Eventually, their cases found their way to the U.S. District Court for the District of Oregon. Last August, the courtissued an opinion that concluded these deprivations intruded upon the plaintiffs’ constitutionally-protected liberties of international air travel and of being free from false government stigmatization. Although the government refused to admit whether or not the plaintiffs were actually on the government’s No-Fly List, it was willing to stipulate for the purpose of the court case that they could be. After the August decision, the court ordered additional proceedings to determine if the procedures the government provides to protect the rights of passengers on the No-Fly list are constitutionally permissible.

On Tuesday, in a strong rebuke to government secrecy and overreach, District Judge Anna J. Brown held the government’s procedures were legally inadequate. Specifically, Judge Brown found the procedures for contesting inclusion on the No-fly list violated procedural due process and were “arbitrary and capricious,” in violation of the federal Administrative Procedures Act (APA).

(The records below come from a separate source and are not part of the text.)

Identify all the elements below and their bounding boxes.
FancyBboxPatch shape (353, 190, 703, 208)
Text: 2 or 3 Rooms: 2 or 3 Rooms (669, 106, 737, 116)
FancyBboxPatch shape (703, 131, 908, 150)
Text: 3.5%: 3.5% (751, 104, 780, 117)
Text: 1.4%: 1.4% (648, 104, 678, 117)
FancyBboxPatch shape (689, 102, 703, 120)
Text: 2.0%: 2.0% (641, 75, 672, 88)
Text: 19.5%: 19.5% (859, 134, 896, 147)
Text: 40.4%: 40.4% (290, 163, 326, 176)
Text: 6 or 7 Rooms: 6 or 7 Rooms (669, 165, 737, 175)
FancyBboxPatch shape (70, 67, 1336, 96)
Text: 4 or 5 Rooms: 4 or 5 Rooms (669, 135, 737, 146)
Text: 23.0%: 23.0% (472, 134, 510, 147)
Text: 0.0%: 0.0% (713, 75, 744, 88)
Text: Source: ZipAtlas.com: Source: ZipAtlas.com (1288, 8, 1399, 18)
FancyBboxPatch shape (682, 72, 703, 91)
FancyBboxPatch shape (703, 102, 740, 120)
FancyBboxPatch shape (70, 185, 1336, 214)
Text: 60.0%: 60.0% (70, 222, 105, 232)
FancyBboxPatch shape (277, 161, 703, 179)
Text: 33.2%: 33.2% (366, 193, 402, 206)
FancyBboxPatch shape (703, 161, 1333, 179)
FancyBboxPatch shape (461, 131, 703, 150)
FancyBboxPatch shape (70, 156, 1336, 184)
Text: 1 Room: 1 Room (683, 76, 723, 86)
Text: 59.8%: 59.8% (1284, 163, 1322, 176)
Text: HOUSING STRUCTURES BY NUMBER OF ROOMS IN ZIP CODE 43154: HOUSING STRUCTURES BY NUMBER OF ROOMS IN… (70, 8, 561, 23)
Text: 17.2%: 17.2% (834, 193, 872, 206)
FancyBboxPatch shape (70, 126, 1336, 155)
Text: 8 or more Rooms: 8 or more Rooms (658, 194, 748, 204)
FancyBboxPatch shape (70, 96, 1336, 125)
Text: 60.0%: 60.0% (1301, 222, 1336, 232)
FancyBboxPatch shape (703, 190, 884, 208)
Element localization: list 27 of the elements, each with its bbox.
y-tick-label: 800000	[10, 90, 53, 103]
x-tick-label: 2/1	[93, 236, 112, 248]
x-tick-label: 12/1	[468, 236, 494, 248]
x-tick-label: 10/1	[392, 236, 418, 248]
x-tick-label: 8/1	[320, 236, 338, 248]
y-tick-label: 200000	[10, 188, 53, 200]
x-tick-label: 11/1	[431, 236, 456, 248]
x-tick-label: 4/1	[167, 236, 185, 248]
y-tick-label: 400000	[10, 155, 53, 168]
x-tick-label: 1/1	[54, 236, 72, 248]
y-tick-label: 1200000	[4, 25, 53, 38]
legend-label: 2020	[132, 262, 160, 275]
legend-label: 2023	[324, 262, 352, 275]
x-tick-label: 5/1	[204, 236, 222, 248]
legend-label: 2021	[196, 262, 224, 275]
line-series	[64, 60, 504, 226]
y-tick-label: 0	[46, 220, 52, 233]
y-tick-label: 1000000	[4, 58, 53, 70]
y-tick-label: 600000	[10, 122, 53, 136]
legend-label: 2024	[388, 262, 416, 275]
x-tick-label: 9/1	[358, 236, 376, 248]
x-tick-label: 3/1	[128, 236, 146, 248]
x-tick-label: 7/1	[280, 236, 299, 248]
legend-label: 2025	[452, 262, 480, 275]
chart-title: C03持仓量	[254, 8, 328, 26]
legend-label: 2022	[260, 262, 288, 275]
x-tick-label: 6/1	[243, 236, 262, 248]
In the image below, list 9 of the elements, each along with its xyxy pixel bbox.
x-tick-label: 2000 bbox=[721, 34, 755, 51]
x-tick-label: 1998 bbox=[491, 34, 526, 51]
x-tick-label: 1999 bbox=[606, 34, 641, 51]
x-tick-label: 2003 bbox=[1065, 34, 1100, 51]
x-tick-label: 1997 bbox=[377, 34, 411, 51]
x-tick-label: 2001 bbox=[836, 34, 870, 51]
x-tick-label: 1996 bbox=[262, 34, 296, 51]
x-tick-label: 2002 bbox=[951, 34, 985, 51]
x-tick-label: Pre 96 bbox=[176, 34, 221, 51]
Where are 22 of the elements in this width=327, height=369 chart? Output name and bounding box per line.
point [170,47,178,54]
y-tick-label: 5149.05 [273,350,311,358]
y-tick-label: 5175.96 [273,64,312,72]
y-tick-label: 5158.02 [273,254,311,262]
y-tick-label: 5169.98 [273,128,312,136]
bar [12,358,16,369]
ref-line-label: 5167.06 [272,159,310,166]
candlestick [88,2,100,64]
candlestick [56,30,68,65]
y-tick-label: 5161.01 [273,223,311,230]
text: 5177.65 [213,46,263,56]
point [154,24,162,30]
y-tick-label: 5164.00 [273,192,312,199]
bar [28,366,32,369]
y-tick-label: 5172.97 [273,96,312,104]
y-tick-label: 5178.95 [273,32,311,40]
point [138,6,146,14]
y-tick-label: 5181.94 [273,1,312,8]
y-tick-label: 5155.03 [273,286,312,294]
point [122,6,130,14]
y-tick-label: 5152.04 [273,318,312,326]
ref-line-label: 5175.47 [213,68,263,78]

Regarding the due process claims, the court focused upon the extremely low (and entirely one-sided) “reasonable suspicion” threshold for the government to place someone on the No-Fly List. While this standard requires more than a hunch, it is even less than what is required to arrest someone for a crime. The court found that this could lead to erroneous inclusions on the No-Fly List and noted that even the government’s own reviews had found “many errors” on the list that had persisted for years, even after they were identified.

Judge Brown also found the court procedures necessary to correct erroneous listing were ineffective, as people challenging their listings have to guess at the accusations against them and what sort of evidence they should present on their own behalf. Moreover, the challengers have no opportunity to correct errors or omissions in the record the government presents to the court. Thus, people who pose no demonstrable risk whatsoever could be snared by the list and unable to extricate themselves from it.

Regarding the APA claims, the court held the No-Fly list review process “entirely fails” Congress’ instruction that passengers delayed or denied boarding as security threats be able “to appeal such a determination and correct information in the system.”

Judge Brown ordered the government to correct these deficiencies by creating a review process for the No-Fly list that includes notice of one’s placement on the list and a sufficient explanation of the reasons to allow the affected person to submit evidence in response to those reasons. She also ruled the plaintiffs’ evidence has to be included in the record at every stage of review.

How is this relevant to gun owners? As we have reported, anti-gunners in Congress have been engaged in a long-term effort to make inclusion on the Terrorist Watchlist a basis to deny a person his or her Second Amendment rights. Meanwhile, we have also reported on efforts to portray ordinary, law-abiding gun owners as “terrorists” or public safety threats simply because of their views on the Second Amendment. Judge Brown’s opinion validates concerns we have raised about the constitutional and legal problems inherent in the government using secret and essentially unchallengeable lists as a basis to deny people their rights.

While this and other recent judicial curbs to President Obama’s executive actions are welcome developments, the fight is far from over. Some gun controllers are becoming more sophisticated in their tactics. Rather than challenging law-abiding gun owners head-on, they create ominous-sounding categories of presumptively “dangerous” people who they claim shouldn’t be allowed to have guns. Once the category is established, however, permissive standards of inclusion allow it to continually expand until its original justification becomes unrecognizable. We recently reported on one such attempt by the Chair of the Federal “Gun Violence Prevention Task Force.”

The Bill of Rights, and the Second Amendment itself, are expressions of the belief that ultimate authority rests with the people and that the government can only go so far in pursuing its objectives. While we all have a duty to obey the laws, the government likewise must respect and adhere to those constitutional limits to maintain the trust, goodwill, and support of the American people.